If national vaccination programmes are established with strict quarantine and movement controls, and if disease foci are identified, they will have a dramatic effect upon SGPX in 3-5 years. A stage will be reached where a stamping out policy can be adopted for any new foci of disease. Absolute integrity and enforcement of movement controls is critical when the infected foci have been identified. If this can be achieved, SGPX eradication programmes can be successful in quite a short time frame.
The following points are extremely useful for sanitary prophylaxis.
- Isolation of infected herds and sick animals for at least 45 days after recovery
- Slaughtering of infected herd (as far as possible)
- Proper disposal of cadavers and products
- Stringent disinfection
- Quarantine before introduction into herds
- Animal and vehicle movement controls within infected areas
In the semi-arid zones of Africa, Eastern Europe and Asia, where SGPX is endemic, the problems of control of the disease are great: the range is not enclosed, there is movement of animals in search of water and grazing, and mixing of different population groups is inevitable in these extensive husbandry systems. Trade is also continuous, extensive and largely beyond any institutional control, with little regards for national boundaries. In these situations the control of SGPX is difficult and demanding. Individual animal owners practise vaccination and national schemes may achieve extensive vaccination cover over very large areas. Drought, civil unrest or other similar events, can totally destroy all the progress, which has been made, however, and large regionally coordinated schemes may be required to have any lasting impact.

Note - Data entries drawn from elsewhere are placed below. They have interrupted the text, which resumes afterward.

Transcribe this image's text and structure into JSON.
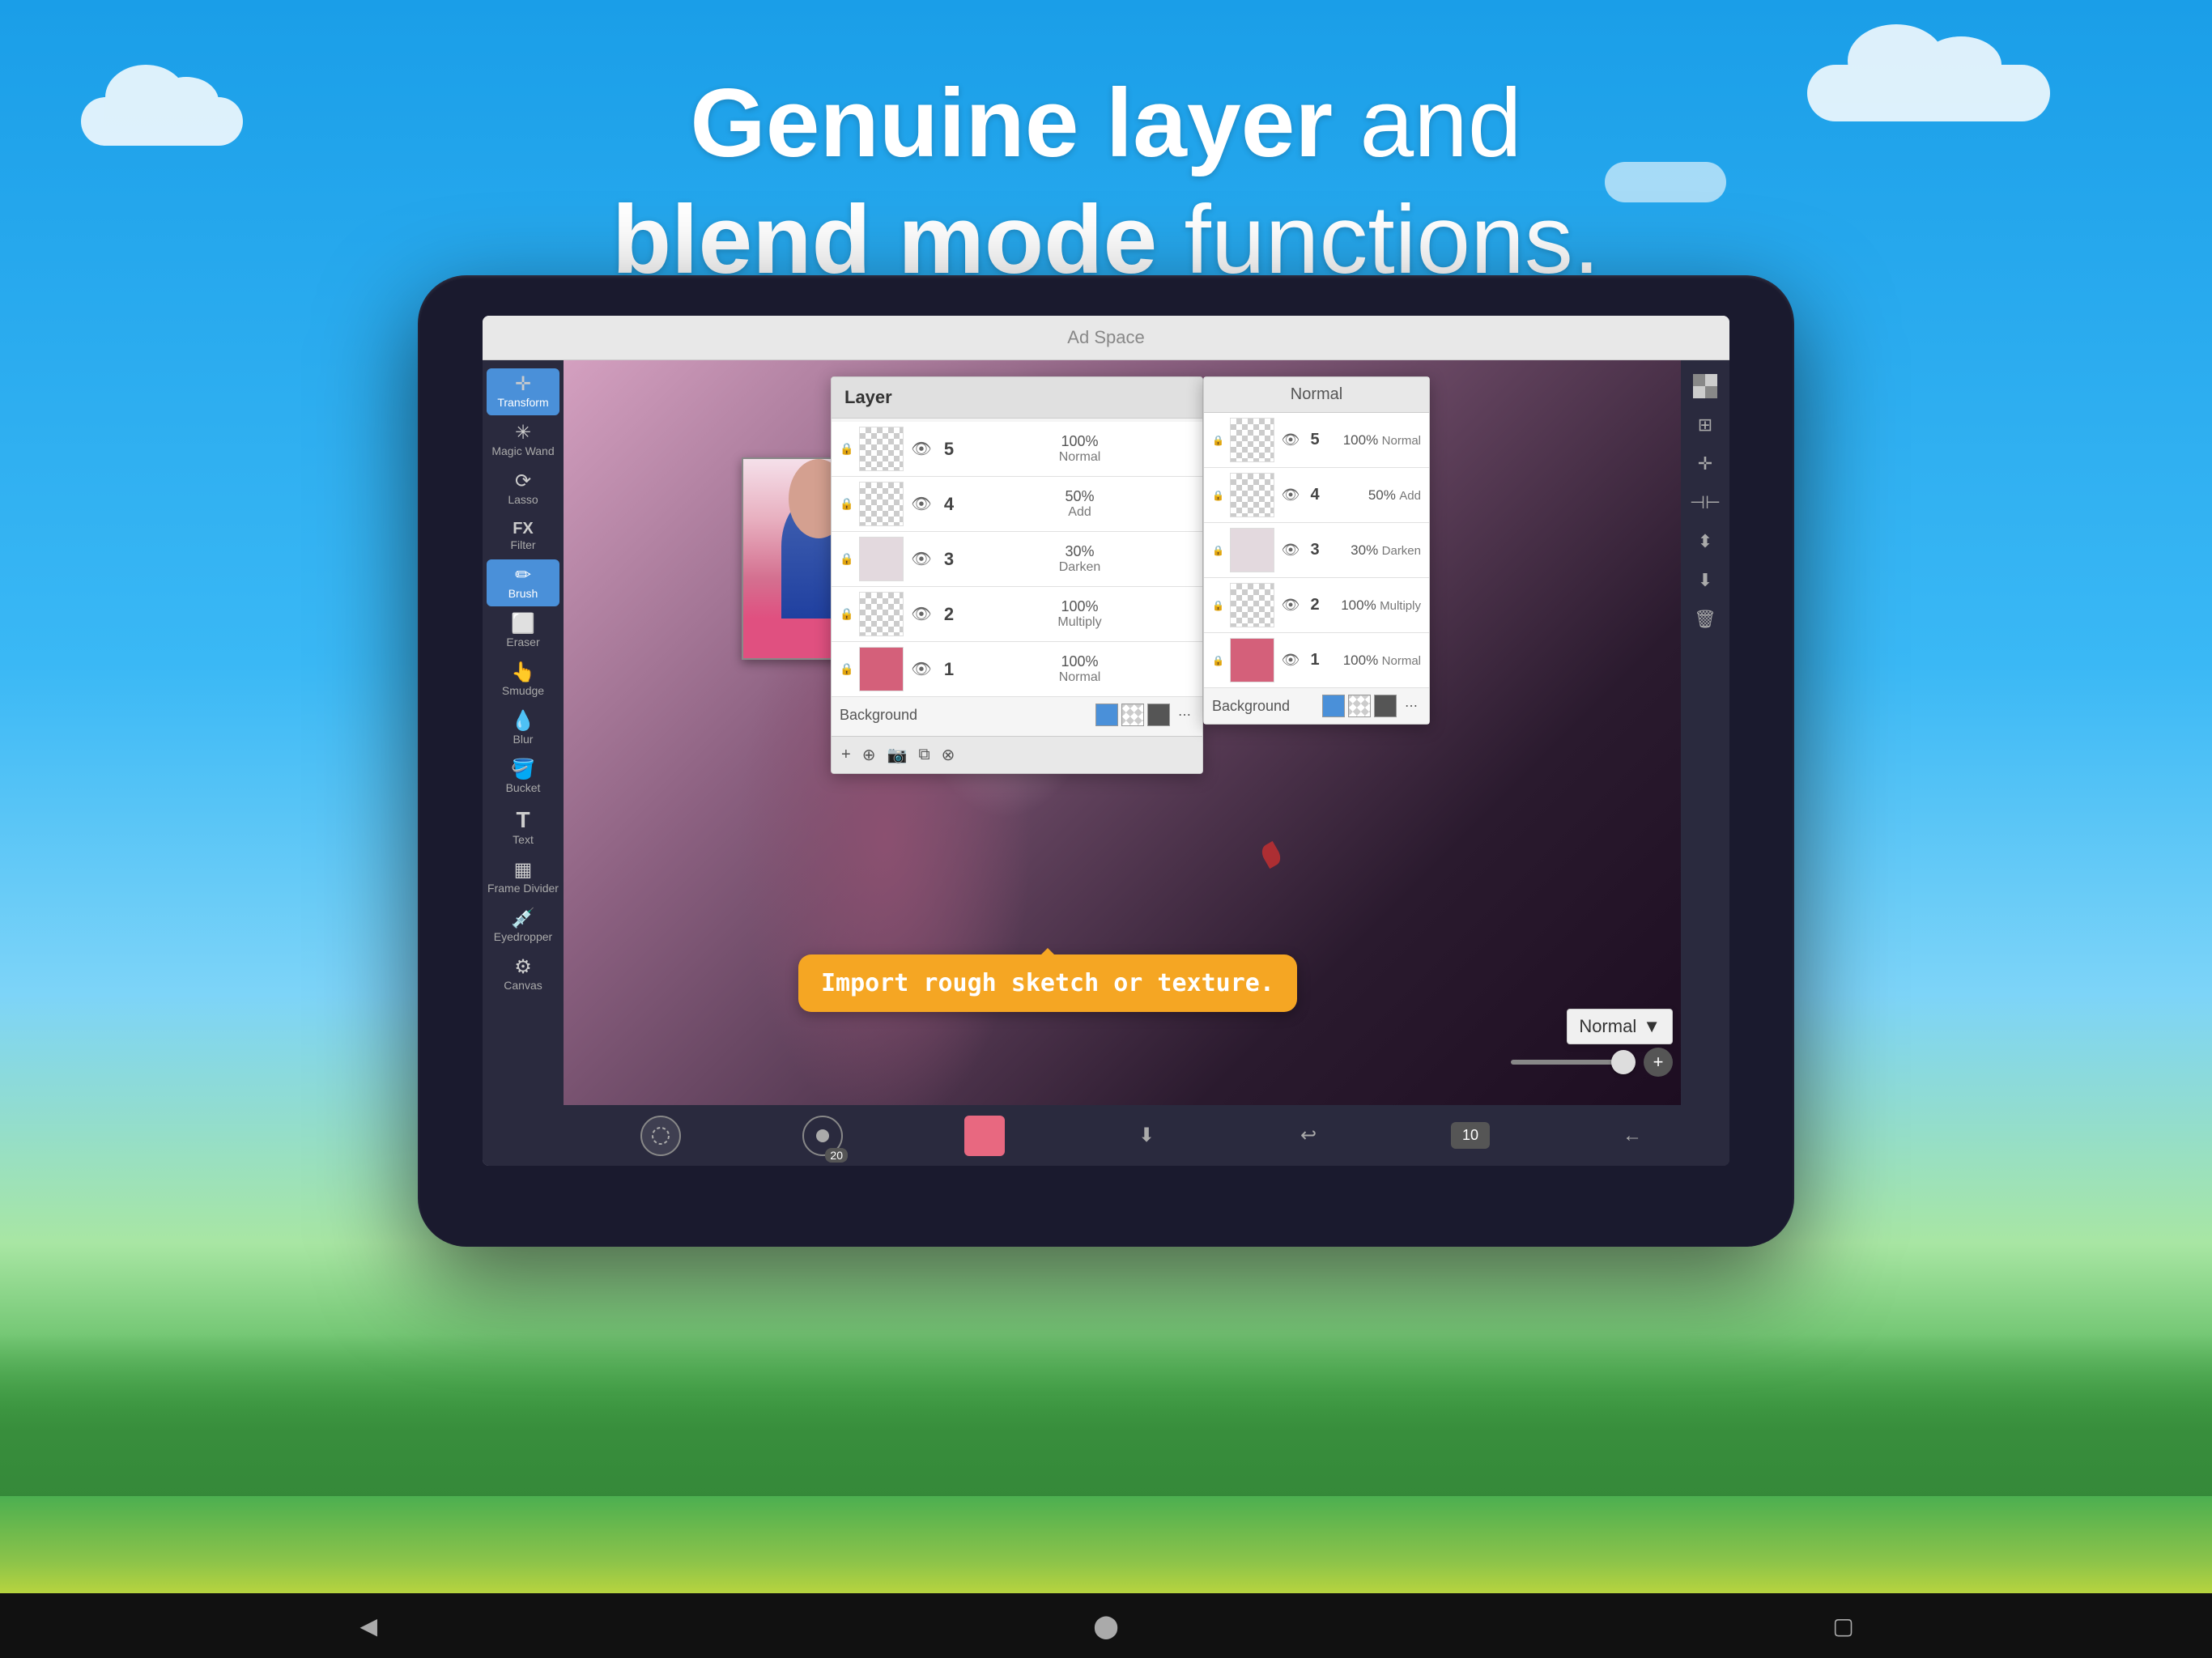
{
  "background": {
    "sky_color_top": "#1a9ee8",
    "sky_color_bottom": "#7dd4f8",
    "forest_color": "#2e7d32"
  },
  "headline": {
    "line1_bold": "Genuine layer",
    "line1_normal": " and",
    "line2_bold": "blend mode",
    "line2_normal": " functions."
  },
  "ad_space": {
    "label": "Ad Space"
  },
  "left_toolbar": {
    "tools": [
      {
        "id": "transform",
        "label": "Transform",
        "icon": "✛"
      },
      {
        "id": "magic_wand",
        "label": "Magic Wand",
        "icon": "✳"
      },
      {
        "id": "lasso",
        "label": "Lasso",
        "icon": "⟳"
      },
      {
        "id": "filter",
        "label": "Filter",
        "icon": "FX"
      },
      {
        "id": "brush",
        "label": "Brush",
        "icon": "✏",
        "active": true
      },
      {
        "id": "eraser",
        "label": "Eraser",
        "icon": "⬜"
      },
      {
        "id": "smudge",
        "label": "Smudge",
        "icon": "👆"
      },
      {
        "id": "blur",
        "label": "Blur",
        "icon": "💧"
      },
      {
        "id": "bucket",
        "label": "Bucket",
        "icon": "🪣"
      },
      {
        "id": "text",
        "label": "Text",
        "icon": "T"
      },
      {
        "id": "frame_divider",
        "label": "Frame Divider",
        "icon": "▦"
      },
      {
        "id": "eyedropper",
        "label": "Eyedropper",
        "icon": "💉"
      },
      {
        "id": "canvas",
        "label": "Canvas",
        "icon": "⚙"
      }
    ]
  },
  "layer_panel": {
    "title": "Layer",
    "layers": [
      {
        "number": 5,
        "opacity": "100%",
        "blend": "Normal",
        "visible": true
      },
      {
        "number": 4,
        "opacity": "50%",
        "blend": "Add",
        "visible": true
      },
      {
        "number": 3,
        "opacity": "30%",
        "blend": "Darken",
        "visible": true
      },
      {
        "number": 2,
        "opacity": "100%",
        "blend": "Multiply",
        "visible": true
      },
      {
        "number": 1,
        "opacity": "100%",
        "blend": "Normal",
        "visible": true
      }
    ],
    "background_label": "Background",
    "bottom_buttons": [
      "+",
      "⊕",
      "📷",
      "⧉",
      "⊗"
    ]
  },
  "blend_panel": {
    "header": "Normal",
    "layers": [
      {
        "number": 5,
        "opacity": "100%",
        "blend": "Normal",
        "visible": true
      },
      {
        "number": 4,
        "opacity": "50%",
        "blend": "Add",
        "visible": true
      },
      {
        "number": 3,
        "opacity": "30%",
        "blend": "Darken",
        "visible": true
      },
      {
        "number": 2,
        "opacity": "100%",
        "blend": "Multiply",
        "visible": true
      },
      {
        "number": 1,
        "opacity": "100%",
        "blend": "Normal",
        "visible": true
      }
    ],
    "background_label": "Background"
  },
  "right_tools": {
    "icons": [
      "⬛",
      "⊞",
      "✛",
      "⊣⊢",
      "⬇",
      "🗑"
    ]
  },
  "bottom_bar": {
    "brush_size": "20",
    "color": "#e86880",
    "page_number": "10",
    "icons": [
      "↻",
      "↩",
      "←"
    ]
  },
  "callout": {
    "text": "Import rough sketch or texture."
  },
  "normal_dropdown": {
    "label": "Normal",
    "arrow": "▼"
  },
  "android_nav": {
    "back": "◀",
    "home": "⬤",
    "recent": "▢"
  }
}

In endemic areas, a regular cleaning programme for winter housing is essential to eliminate any residual virus that may remain dormant. Poxviruses are capable of long intervals between animal to animal transmission. Owners often report the appearance of cases when they house the animals for the winter period. Virus may persist for several months in organic matter and this is even more essential, if there have been cases of disease. Thorough cleaning and removal of the dung and subsequent treatment with phenol, alkali or other suitable disinfectants is advisable to eliminate any residual virus. Detergents will kill the virus by dissolving the outer lipid membrane.

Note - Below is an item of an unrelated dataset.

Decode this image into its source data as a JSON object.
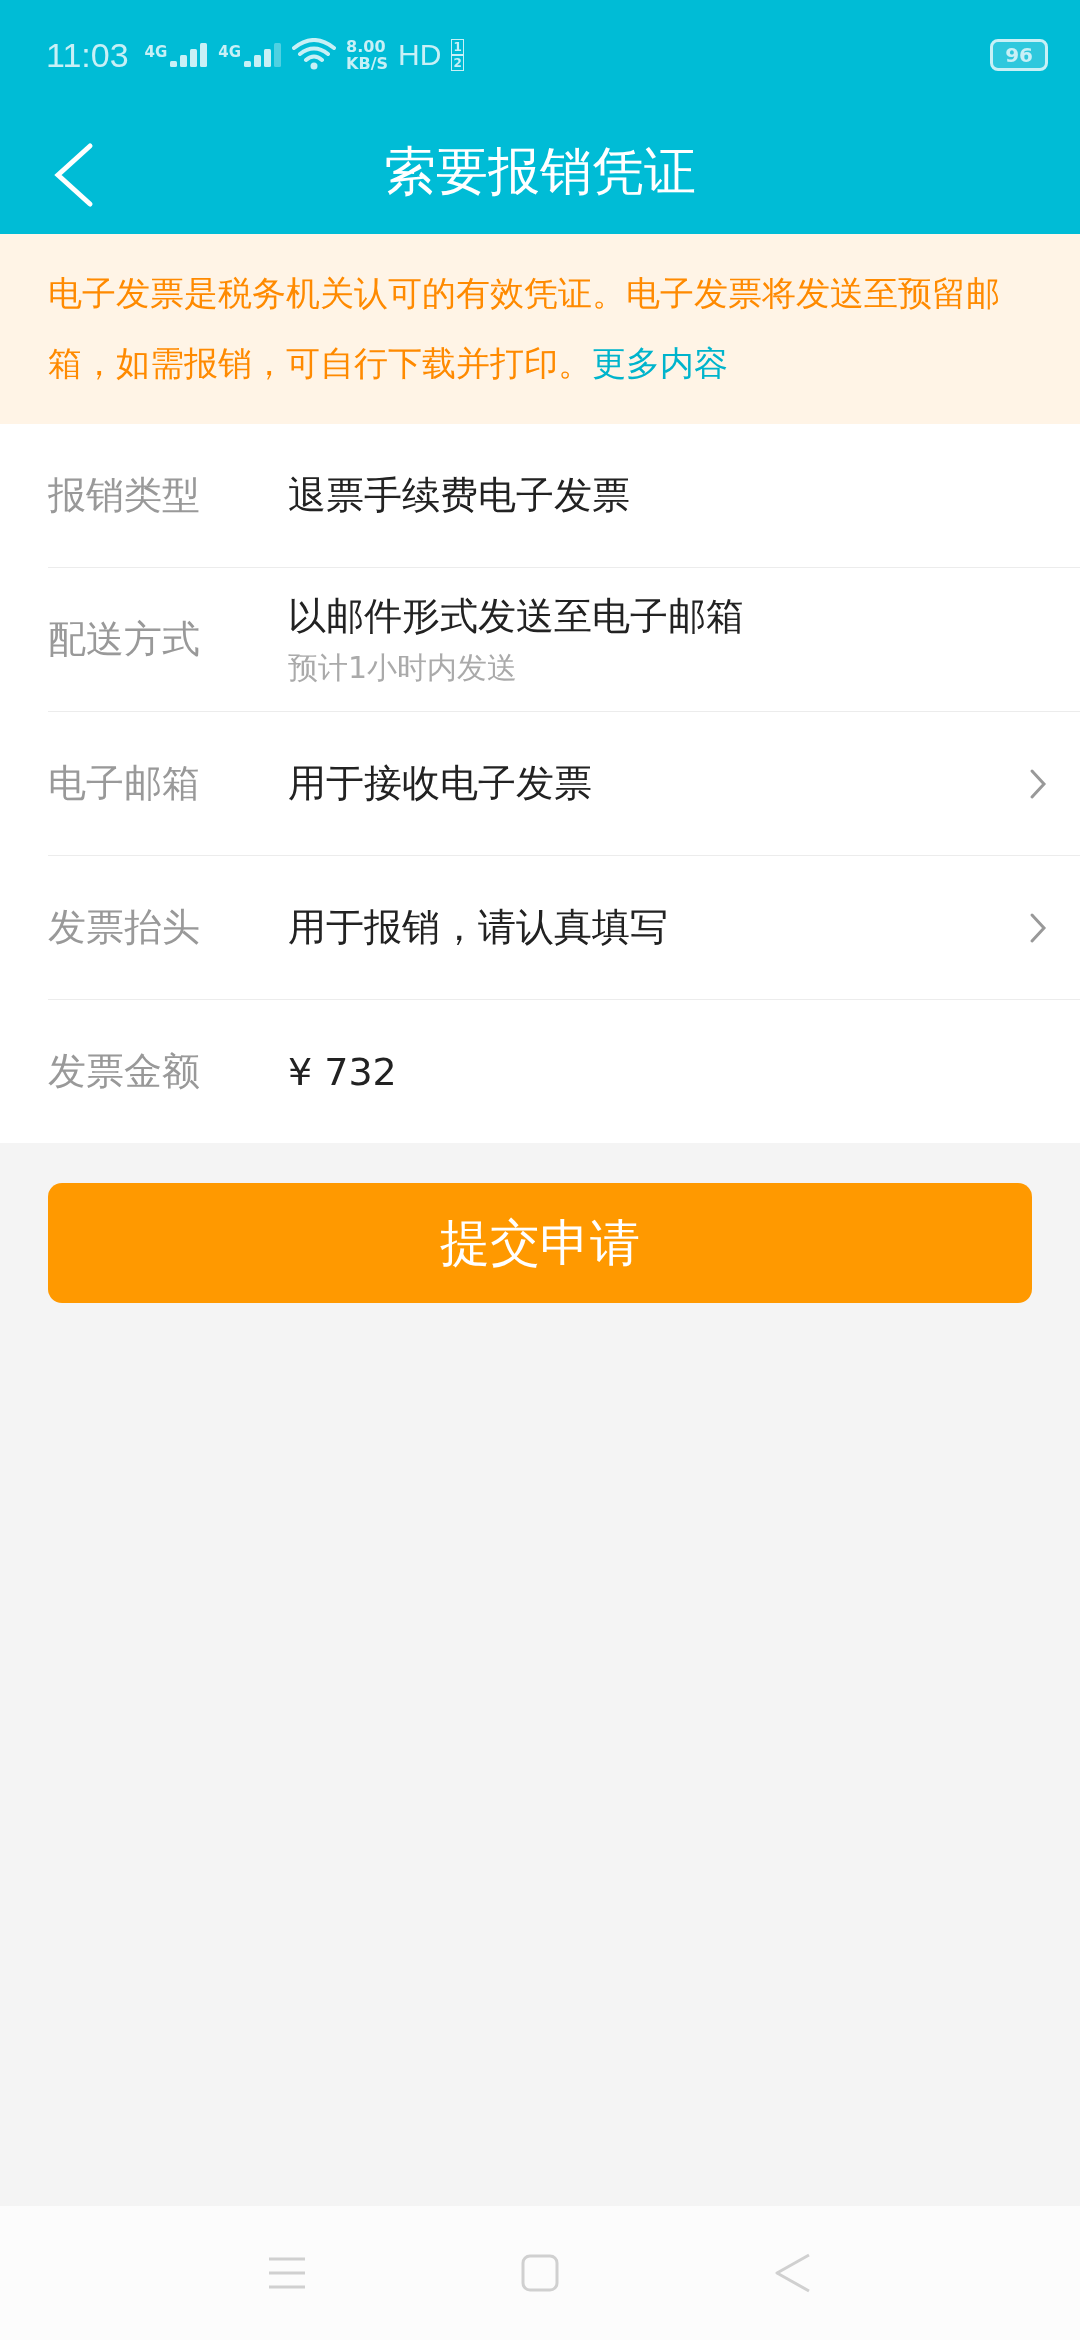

Capripox-free countries maintain their disease-free status by the restriction of imports of livestock and animal products from affected areas. In the case of countries remote from enzootic areas, the swift implementation of a radical slaughter policy and severe movement restrictions, coupled with a ring vaccination of radius 25-50 km should result in elimination of disease (Carn, 1993).

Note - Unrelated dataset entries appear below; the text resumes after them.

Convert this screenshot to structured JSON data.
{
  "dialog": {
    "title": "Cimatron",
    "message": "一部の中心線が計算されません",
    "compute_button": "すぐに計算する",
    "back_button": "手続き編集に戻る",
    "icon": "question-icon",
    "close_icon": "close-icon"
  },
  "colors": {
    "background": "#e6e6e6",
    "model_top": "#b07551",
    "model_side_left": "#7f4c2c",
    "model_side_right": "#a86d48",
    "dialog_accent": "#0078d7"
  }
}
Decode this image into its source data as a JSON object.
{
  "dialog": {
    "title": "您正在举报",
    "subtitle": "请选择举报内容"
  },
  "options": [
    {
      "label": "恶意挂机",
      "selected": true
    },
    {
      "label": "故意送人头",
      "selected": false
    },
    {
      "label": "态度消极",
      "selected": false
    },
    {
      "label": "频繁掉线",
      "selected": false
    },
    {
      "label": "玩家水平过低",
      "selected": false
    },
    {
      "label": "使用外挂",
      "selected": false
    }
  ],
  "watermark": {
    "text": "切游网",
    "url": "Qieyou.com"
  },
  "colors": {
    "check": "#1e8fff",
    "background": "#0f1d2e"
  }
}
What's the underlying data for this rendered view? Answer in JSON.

All infected sheep and goats should be placed in a clean, well-ventilated house and fed on a good and balanced diet. Animals reluctant to feed should be given 10% glucose saline parenterally. All diseased animals should be given antibiotic coverage to restrict secondary bacterial infections. To relieve respiratory-related signs, nostrils should be cleaned and washed with a weak solution of potassium permanganate (1:10,000). Respiration should be stimulated with oleum eucalyptus inhalations or coramine. Antibiotic ointment or powder should be applied topically to skin lesions (Nandi et al., 1999).